The similarity identification device according to claim 1 or 2, wherein the feature quantity is a vector having a number of dimensions smaller than the number of vocabularies.

The similarity specifying device according to any one of claims 1 to 3, wherein the role specifying unit specifies a role for each word based on the result of parsing processing.

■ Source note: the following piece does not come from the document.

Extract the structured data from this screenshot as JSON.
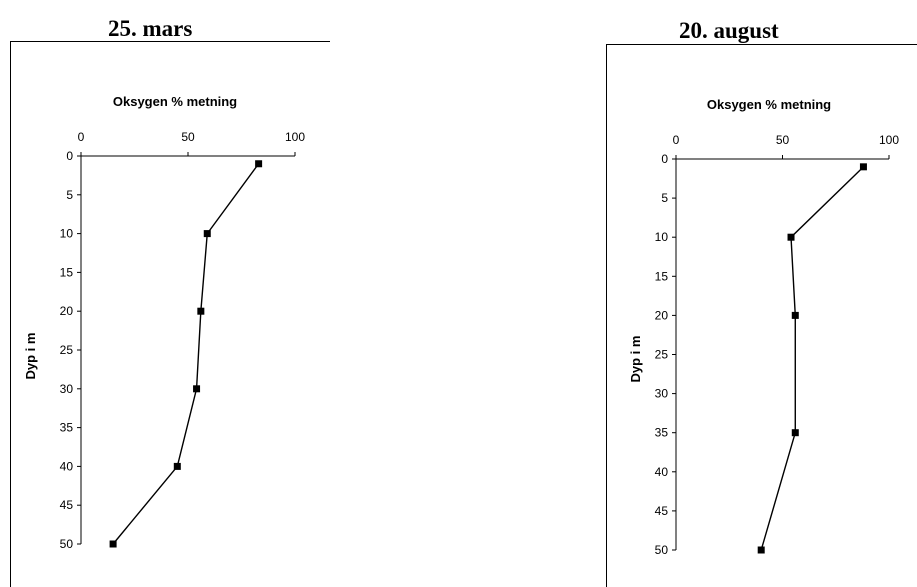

A step in which the computer identifies the features for each word that composes the first sentence and the second sentence.
A step in which the computer identifies the grammatical role of each word constituting the first sentence and the second sentence.
The computer has a feature amount of a word that constitutes the first sentence and a feature amount of a word that has the same role as the word that constitutes the first sentence among the words that constitute the second sentence. Steps to identify word-to-word similarity, which is the degree of similarity,
When the computer does not have a word having the same role as the word constituting the first sentence in the second sentence, a predetermined penalty is given to the inter-word similarity related to the word constituting the first sentence. Steps to value and
A method for specifying similarity, which comprises a step in which the computer specifies inter-sentence similarity, which is the degree of similarity between the first sentence and the second sentence, based on the inter-word similarity for each word.

On the computer
Steps to identify features for each word that makes up the first and second sentences,
A step of identifying the grammatical role of each word constituting the first sentence and the second sentence, and
It is the degree of similarity between the feature amount of the word constituting the first sentence and the feature amount related to the word having the same role as the word constituting the first sentence among the words constituting the second sentence. Steps to identify word-to-word similarity and
When the second sentence does not have a word having the same role as the word constituting the first sentence, the step of setting the inter-word similarity related to the word constituting the first sentence to a predetermined penalty value. When,
A program for executing a step of specifying the inter-sentence similarity, which is the similarity between the first sentence and the second sentence, based on the inter-word similarity for each word.